Without any obvious irony, just ten days after saying that Carl Williams was ‘a pathological lying serial killer as to me having knowledge of any plan to murder anyone’, Nicola then went on record on the front page of the Herald Sun, telling the hungry public that she did in fact pass messages from me to Williams.1

But by then, it didn’t matter what she was saying in the paper, because every article mentioned that her statement and her testimony couldn’t be used against me because she was refusing to testify on account of death threats. The implication was that the threats were coming from me, ignoring the fact that every crook Nicola had ever dealt with would have reason to be nervous about what she was saying.

It’s worth asking whether or not she was offered any kind of indemnity against charges. If she came out in the Herald Sun saying that she facilitated phone calls between Carl Williams and me, with a pretty clear inference that these phone calls were for me and Williams to conspire to kill the Hodsons, wouldn’t that make her a co-conspirator? Conspiracy to commit murder? Not a namby-pamby charge.

If this really had been the case, she’d have lost her practising certificate and her career and faced a lengthy jail sentence. If cops are held to a high standard, so are lawyers. Would she have copped a sentence like Dave Miechel’s?

Online, I found an interview that Nicola Gobbo did with Josie Taylor from the ABC on 30 April 2010. It would be easy to feel sorry for her if you didn’t know about the huge amounts of money and resources that Victoria Police had put into her protection.

Nicola Gobbo: Having had the courage and strength to agree to become a witness for Victoria Police, I was required to give up my home, my security, my sense of life as I knew it.

Josie Taylor: Until March last year, Nicola Gobbo was one of Melbourne’s best-known lawyers, representing the biggest names in Melbourne’s underworld. But she says police convinced her to become a witness in their case against former detective Paul Dale. He’s accused of murdering police informer Terrence Hodson. Ms Gobbo claims early this year police backed out of an agreement to compensate her for the loss of her career.

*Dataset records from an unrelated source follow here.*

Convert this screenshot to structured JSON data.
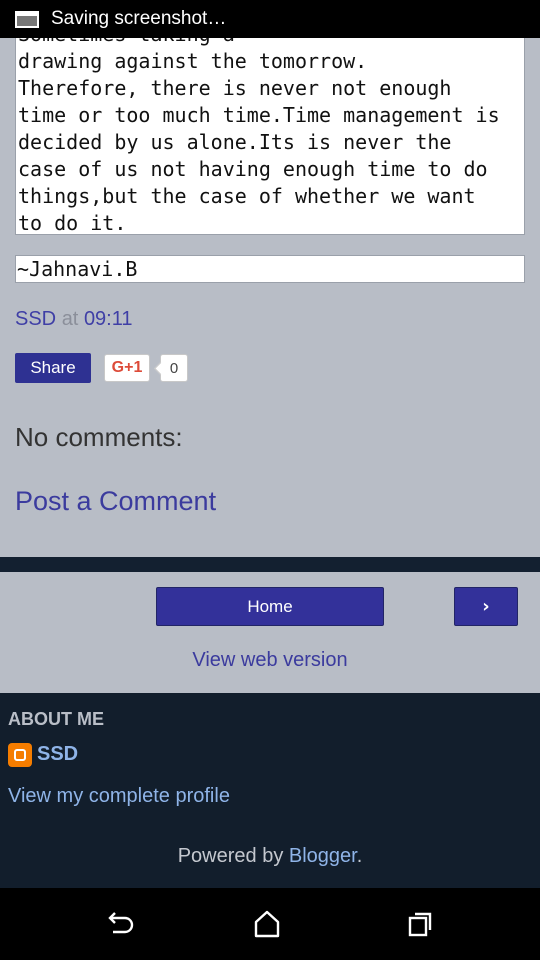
{
  "status_bar": {
    "notification_text": "Saving screenshot…"
  },
  "post": {
    "body_lines": [
      "Sometimes taking a",
      "drawing against the tomorrow.",
      "Therefore, there is never not enough",
      "time or too much time.Time management is",
      "decided by us alone.Its is never the",
      "case of us not having enough time to do",
      "things,but the case of whether we want",
      "to do it."
    ],
    "signature": "~Jahnavi.B",
    "author": "SSD",
    "at_word": "at",
    "time": "09:11"
  },
  "share": {
    "share_label": "Share",
    "gplus_label": "G+1",
    "gplus_count": "0"
  },
  "comments": {
    "heading": "No comments:",
    "post_comment_label": "Post a Comment"
  },
  "pager": {
    "home_label": "Home",
    "next_label": "›",
    "web_version_label": "View web version"
  },
  "footer": {
    "about_heading": "ABOUT ME",
    "profile_name": "SSD",
    "profile_link_label": "View my complete profile",
    "powered_prefix": "Powered by ",
    "powered_link": "Blogger",
    "powered_suffix": "."
  },
  "colors": {
    "accent": "#33319a",
    "link": "#3b3b9e",
    "footer_bg": "#121e2c",
    "page_bg": "#b8bdc6",
    "blogger_orange": "#f57d00"
  },
  "icons": [
    "screenshot-icon",
    "blogger-icon",
    "back-icon",
    "home-icon",
    "recents-icon"
  ]
}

Nicola Gobbo: I was assured by Mr Overland that I would be compensated and that I would be left no worse off. It was very disappointing to me that Mr Overland didn’t even reply to my last correspondence in January this year, when I wrote to him imploring him to intervene and resolve these longstanding issues.2

A closer examination of this exchange poses questions. When she says that ‘police convinced her’ to become a witness against me, how did they do that? Did they have something on her that would end her career anyway? Why would one of Melbourne’s highest-profile lawyers agree to give up her practice forever, just to give a statement against me? Was her career over? Did she just use me as a superannuation policy? How could Simon Overland promise a lawyer that she’d be ‘no worse off’? If we took her statement as truth, how much money would that have entailed if she hadn’t gone back on her deal?

By June 2010, headlines screamed that Nicola was suing the state government and Victoria Police for ‘millions of dollars’ for backing out of their agreement to compensate her for the loss of her career after she agreed to testify against me.

About three months later, it was over. On 25 September 2010, the Herald Sun was headlined: ‘High-profile barrister Nicola Gobbo has settled her court case against Victoria Police and the State of Victoria’.3

Naturally, the case was settled out of court – who knows what would have come out if it had gone to trial? Nicola told reporters that she couldn’t comment because of a confidentiality agreement, and because of her health concerns.